Health & Medical stomach,intestine & Digestive disease

Laparoscopic Pancreatectomy for Pancreatic Lesions

Laparoscopic Pancreatectomy for Pancreatic Lesions
What is the current consensus regarding the use of laparoscopic pancreatectomy for potentially malignant pancreatic lesions (eg, large cystic adenomas of the pancreas)?

Laparoscopic resection of the pancreatic tail (and sometimes body) is a fairly recent innovation that is generally reserved for pseudocysts and for presumed benign cystic lesions. It is a technically demanding procedure that is rendered difficult or impossible by the presence of dense adhesions from previous pancreatic surgery or inflammation. Patients undergoing planned laparoscopic pancreatic surgery are told that their surgery may be converted to an "open" procedure for this reason. Some surgeons will convert to "open" procedure if splenectomy is required to remove a distal pancreatic mass or cyst. Mucinous cystic lesions may be identified prior to surgery by analysis of their contents, which can be sampled during endoscopic ultrasound by fine-needle aspiration. The fluid may stain positive for mucin, and approximately 50% of mucinous cystic lesions have elevated fluid levels of carcinoembryonic antigen. Mucinous cystic lesions should be removed because they have malignancy potential (unlike serous cystic [microcystic] lesions). The role of laparoscopic surgery for intraductal pancreatic mucin-secretin tumors has not been established.
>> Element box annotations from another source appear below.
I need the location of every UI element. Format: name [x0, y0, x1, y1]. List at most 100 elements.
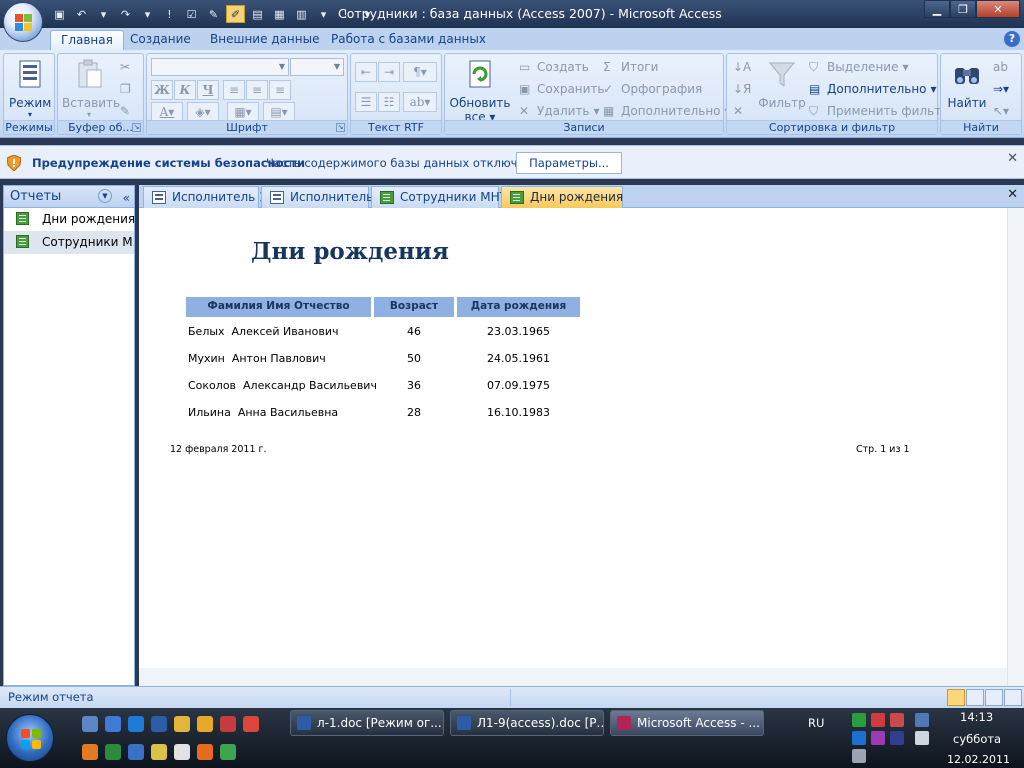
align-center-icon[interactable]: ≡: [246, 80, 268, 100]
taskbar-item-access[interactable]: Microsoft Access - ...: [610, 710, 764, 736]
quicklaunch-desktop-icon[interactable]: [105, 716, 121, 732]
paste-button[interactable]: Вставить ▾: [62, 58, 120, 119]
doc-tab-executor[interactable]: Исполнитель: [261, 186, 373, 208]
new-record-button[interactable]: ▭ Создать: [519, 58, 589, 76]
bold-button[interactable]: Ж: [151, 80, 173, 100]
report-view[interactable]: Дни рождения Фамилия Имя Отчество Возрас…: [139, 208, 1007, 668]
doc-tab-employees-mnt[interactable]: Сотрудники МНТ: [371, 186, 507, 208]
filter-button[interactable]: Фильтр: [757, 58, 807, 110]
print-preview-icon[interactable]: [966, 689, 984, 706]
quicklaunch-doc-icon[interactable]: [174, 744, 190, 760]
view-button[interactable]: Режим ▾: [9, 58, 51, 119]
align-left-icon[interactable]: ≡: [223, 80, 245, 100]
sort-descending-icon[interactable]: ↓Я: [733, 80, 751, 98]
form-icon[interactable]: ▤: [248, 5, 267, 23]
more-records-button[interactable]: ▦Дополнительно ▾: [603, 102, 731, 120]
start-button[interactable]: [6, 714, 54, 762]
tab-home[interactable]: Главная: [50, 30, 124, 50]
edit-icon[interactable]: ✎: [204, 5, 223, 23]
layout-view-icon[interactable]: [985, 689, 1003, 706]
doc-tab-executor-1[interactable]: Исполнитель 1: [143, 186, 267, 208]
office-button[interactable]: [3, 2, 43, 42]
quicklaunch-icq-icon[interactable]: [220, 744, 236, 760]
close-warning-icon[interactable]: ✕: [1007, 151, 1018, 166]
doc-tab-birthdays[interactable]: Дни рождения: [501, 186, 623, 208]
chevron-down-icon[interactable]: ▼: [98, 189, 112, 203]
maximize-button[interactable]: ❐: [950, 0, 976, 18]
spelling-button[interactable]: ✓ Орфография: [603, 80, 702, 98]
options-button[interactable]: Параметры...: [516, 152, 622, 174]
layout-dropdown-icon[interactable]: ▾: [314, 5, 333, 23]
nav-item-birthdays[interactable]: Дни рождения: [4, 208, 134, 231]
quicklaunch-app-icon[interactable]: [128, 744, 144, 760]
taskbar-item-doc2[interactable]: Л1-9(access).doc [Р...: [450, 710, 604, 736]
quicklaunch-word-icon[interactable]: [151, 716, 167, 732]
alternate-fill-icon[interactable]: ▤▾: [263, 102, 295, 122]
close-button[interactable]: ✕: [976, 0, 1020, 18]
copy-icon[interactable]: ❐: [120, 80, 131, 98]
align-right-icon[interactable]: ≡: [269, 80, 291, 100]
totals-button[interactable]: Σ Итоги: [603, 58, 658, 76]
numbering-icon[interactable]: ☷: [378, 92, 400, 112]
italic-button[interactable]: К: [174, 80, 196, 100]
goto-icon[interactable]: ⇒▾: [993, 80, 1009, 98]
redo-dropdown-icon[interactable]: ▾: [138, 5, 157, 23]
tray-h-icon[interactable]: [852, 713, 866, 727]
save-icon[interactable]: ▣: [50, 5, 69, 23]
quicklaunch-tools-icon[interactable]: [151, 744, 167, 760]
tray-network-icon[interactable]: [890, 713, 904, 727]
undo-icon[interactable]: ↶: [72, 5, 91, 23]
sort-ascending-icon[interactable]: ↓А: [733, 58, 751, 76]
delete-record-button[interactable]: ✕ Удалить ▾: [519, 102, 600, 120]
exclamation-icon[interactable]: !: [160, 5, 179, 23]
clipboard-launcher-icon[interactable]: ↘: [132, 123, 141, 132]
increase-indent-icon[interactable]: ⇥: [378, 62, 400, 82]
tray-3d-icon[interactable]: [890, 731, 904, 745]
table-icon[interactable]: ▦: [270, 5, 289, 23]
help-icon[interactable]: ?: [1004, 31, 1020, 47]
select-icon[interactable]: ↖▾: [993, 102, 1009, 120]
clear-sort-icon[interactable]: ✕: [733, 102, 743, 120]
minimize-button[interactable]: ▁: [924, 0, 950, 18]
checklist-icon[interactable]: ☑: [182, 5, 201, 23]
quicklaunch-firefox-icon[interactable]: [82, 744, 98, 760]
font-name-combo[interactable]: ▼: [151, 58, 289, 76]
font-color-icon[interactable]: A▾: [151, 102, 183, 122]
report-view-icon[interactable]: [947, 689, 965, 706]
quicklaunch-folder-icon[interactable]: [174, 716, 190, 732]
highlight-icon[interactable]: ab▾: [403, 92, 437, 112]
paragraph-icon[interactable]: ¶▾: [403, 62, 437, 82]
quicklaunch-files-icon[interactable]: [197, 716, 213, 732]
fill-color-icon[interactable]: ◈▾: [187, 102, 219, 122]
design-mode-icon[interactable]: ✐: [226, 5, 245, 23]
language-indicator[interactable]: RU: [808, 716, 824, 730]
advanced-filter-button[interactable]: ▤ Дополнительно ▾: [809, 80, 937, 98]
font-size-combo[interactable]: ▼: [290, 58, 344, 76]
quicklaunch-media-icon[interactable]: [197, 744, 213, 760]
redo-icon[interactable]: ↷: [116, 5, 135, 23]
tray-app-icon[interactable]: [871, 731, 885, 745]
quicklaunch-opera-icon[interactable]: [243, 716, 259, 732]
quicklaunch-ie-icon[interactable]: [128, 716, 144, 732]
bullets-icon[interactable]: ☰: [355, 92, 377, 112]
undo-dropdown-icon[interactable]: ▾: [94, 5, 113, 23]
underline-button[interactable]: Ч: [197, 80, 219, 100]
tab-create[interactable]: Создание: [120, 30, 201, 50]
selection-button[interactable]: ⛉ Выделение ▾: [809, 58, 909, 76]
tray-monitor-icon[interactable]: [915, 713, 929, 727]
horizontal-scroll-area[interactable]: [139, 668, 1007, 686]
layout-icon[interactable]: ▥: [292, 5, 311, 23]
save-record-button[interactable]: ▣ Сохранить: [519, 80, 605, 98]
cut-icon[interactable]: ✂: [120, 58, 130, 76]
quicklaunch-save-icon[interactable]: [220, 716, 236, 732]
tray-bluetooth-icon[interactable]: [852, 731, 866, 745]
tray-volume-icon[interactable]: [915, 731, 929, 745]
quicklaunch-explorer-icon[interactable]: [82, 716, 98, 732]
clock-date[interactable]: 12.02.2011: [947, 753, 1010, 766]
clock-time[interactable]: 14:13: [960, 710, 993, 724]
collapse-pane-icon[interactable]: «: [123, 188, 130, 209]
taskbar-item-doc1[interactable]: л-1.doc [Режим ог...: [290, 710, 444, 736]
decrease-indent-icon[interactable]: ⇤: [355, 62, 377, 82]
close-document-icon[interactable]: ✕: [1007, 187, 1018, 202]
refresh-all-button[interactable]: Обновить все ▾: [449, 58, 511, 124]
The use of laparoscopic resection for small solid tumors of the pancreas (eg, islet cell tumors, carcinoids) has yet to be firmly established, but technically this approach is feasible. A histologically proven cystic adenocarcinoma of the pancreatic tail would not be appropriate for laparoscopic management due to the likelihood of at least local metastasis by the time it was discovered (these lesions usually are aggressive and carry a poor prognosis).